Dobzhansky, um proeminente biólogo evolucionista do século XX, escreveu em 1973 que «nada em Biologia faz sentido excepto à luz da evolução». Se tomarmos esta premissa como verdadeira, e se tivermos em conta que no programa de Ciências Naturais do ensino básico e no programa de Biologia do ensino secundário, os temas da origem da vida e da evolução do homem são tratados de uma forma muito superficial, então facilmente podemos constatar que aquilo que os miúdos aprendem na escola não tem sentido nenhum. Mas esta falta de sentido vai mais fundo. Note-se as seguintes orientações que constam do programa de Biologia/Geologia do 11.º ano: «evitar o estudo pormenorizado das teorias evolucionistas»; «evitar a abordagem exaustiva dos argumentos que fundamentam a teoria evolucionista». Ou seja, há ainda quem tenha mesmo muito medo de Darwin. Que nada faz sentido em Biologia excepto à luz da evolução devia já estar entranhado no nosso corpo e bem juntinho ao nosso sistema de compreensão do mundo que nos rodeia, incluindo essa parte do mundo que somos nós próprios. Mas não está. E as razões são quase sempre extra-científicas (e, nalguns casos, anti-científicas). Aliás, como sempre foram.

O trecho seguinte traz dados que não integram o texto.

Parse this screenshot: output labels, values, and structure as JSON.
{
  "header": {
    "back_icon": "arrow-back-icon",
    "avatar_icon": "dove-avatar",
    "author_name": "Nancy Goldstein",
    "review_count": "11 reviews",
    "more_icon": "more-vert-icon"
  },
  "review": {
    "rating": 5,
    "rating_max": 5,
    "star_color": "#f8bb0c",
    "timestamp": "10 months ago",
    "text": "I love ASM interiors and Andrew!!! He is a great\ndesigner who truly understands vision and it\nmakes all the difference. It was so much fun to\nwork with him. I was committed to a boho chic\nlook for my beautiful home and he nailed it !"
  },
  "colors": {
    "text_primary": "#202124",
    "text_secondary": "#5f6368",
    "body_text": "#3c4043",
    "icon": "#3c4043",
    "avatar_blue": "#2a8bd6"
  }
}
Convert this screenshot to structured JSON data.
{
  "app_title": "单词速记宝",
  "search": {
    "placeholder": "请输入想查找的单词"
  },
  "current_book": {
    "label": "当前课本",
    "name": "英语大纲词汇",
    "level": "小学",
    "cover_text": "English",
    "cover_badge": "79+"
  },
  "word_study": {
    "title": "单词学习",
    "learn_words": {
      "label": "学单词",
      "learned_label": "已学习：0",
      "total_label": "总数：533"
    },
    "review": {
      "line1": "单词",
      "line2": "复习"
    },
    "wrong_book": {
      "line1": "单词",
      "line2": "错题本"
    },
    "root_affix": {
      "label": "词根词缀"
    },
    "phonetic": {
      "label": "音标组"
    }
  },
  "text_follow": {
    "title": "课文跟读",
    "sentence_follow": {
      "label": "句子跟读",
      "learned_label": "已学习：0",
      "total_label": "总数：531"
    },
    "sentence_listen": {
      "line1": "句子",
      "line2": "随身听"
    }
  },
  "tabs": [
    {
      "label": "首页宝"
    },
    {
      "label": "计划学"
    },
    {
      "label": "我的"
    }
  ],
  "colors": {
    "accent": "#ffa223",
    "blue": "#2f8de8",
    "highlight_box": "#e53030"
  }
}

Sem dúvida que 2009 vai ser uma festa em grande. Nesta ocasião, comemora-se o homem, a obra e o impacto da obra deste homem no modo de percepcionarmos o mundo. E esta distinção é perfeitamente adequada. Primeiro, porque Darwin, por si só, é uma personagem histórica a todos os títulos notável. Depois, a sua obra não se reduz à Origem das Espécies. Darwin escreveu belíssimos e influentes textos sobre geologia e zoologia. Finalmente, o impacto das suas ideias transformistas no modo de vermos o mundo foi brutal. Publicado a 24 de Novembro de 1859 e esgotado no mesmo dia, A Origem das Espécies afectou não apenas a estrutura do pensamento científico, mas também filosófico, antropológico, teológico e até económico. É claro que há outros “heróis” que a história fez o favor de menorizar. É o caso de Jean-Baptiste Monet, cavaleiro de Lamarck, frequentemente circunscrito pelos anais à teoria da herança dos caracteres adquiridos e aos pescoços das girafas, como se toda a linha de pensamento e todo o trabalho por ele desenvolvido se resumisse a isso mesmo. Por isso é completamente pertinente que se faça uma referência efusiva ao bicentenário da publicação da sua obra maior, Filosofia Natural.
Mas se 2009 é uma boa oportunidade para glorificarmos Charles Darwin como uma espécie de Newton da Biologia, dando espaço para uma viagem histórica sobre os aspectos mais significativos da sua vida e da sua obra, nós entendemos que é também uma boa oportunidade para irmos mais longe e, pelo menos, dar um aviso à navegação que estamos, actualmente, a entrar numa nova era pós-neodarwinista que começa já a desenhar uma estrutura de compreensão do mundo vivo muito diferente daquela que está canonizada. Neste domínio, o biólogo russo Constantin Merezhkowsky deu um contributo notável. Com a publicação de A Teoria dos Dois Plasmas, em 1909, Merezhkowsky introduz o conceito de simbiogénese, isto é, «a origem de organismos pela combinação ou associação de dois ou vários seres através de processos simbióticos», lançando assim a primeira pedra de toda uma escola de investigação e de pensamento que assenta num novo paradigma de evolução que se destaca de toda a concepção clássica de evolução dos organismos vivos.
François Jacob escreveu uma vez que «no final deste século XX deveria ser claro para todos que nenhum sistema explicará o mundo em todos os seus aspectos e todos os seus pormenores». No entanto, pese embora esta lucidez, a Biologia tem muito para nos ensinar sobre o mundo, incluindo essa parte do mundo que somos nós próprios. É precisamente neste sentido que iremos publicar aqui, a partir deste mês e durante todo o ano de 2009, uma série de entrevistas a biólogos bem como recensões de livros e textos de divulgação.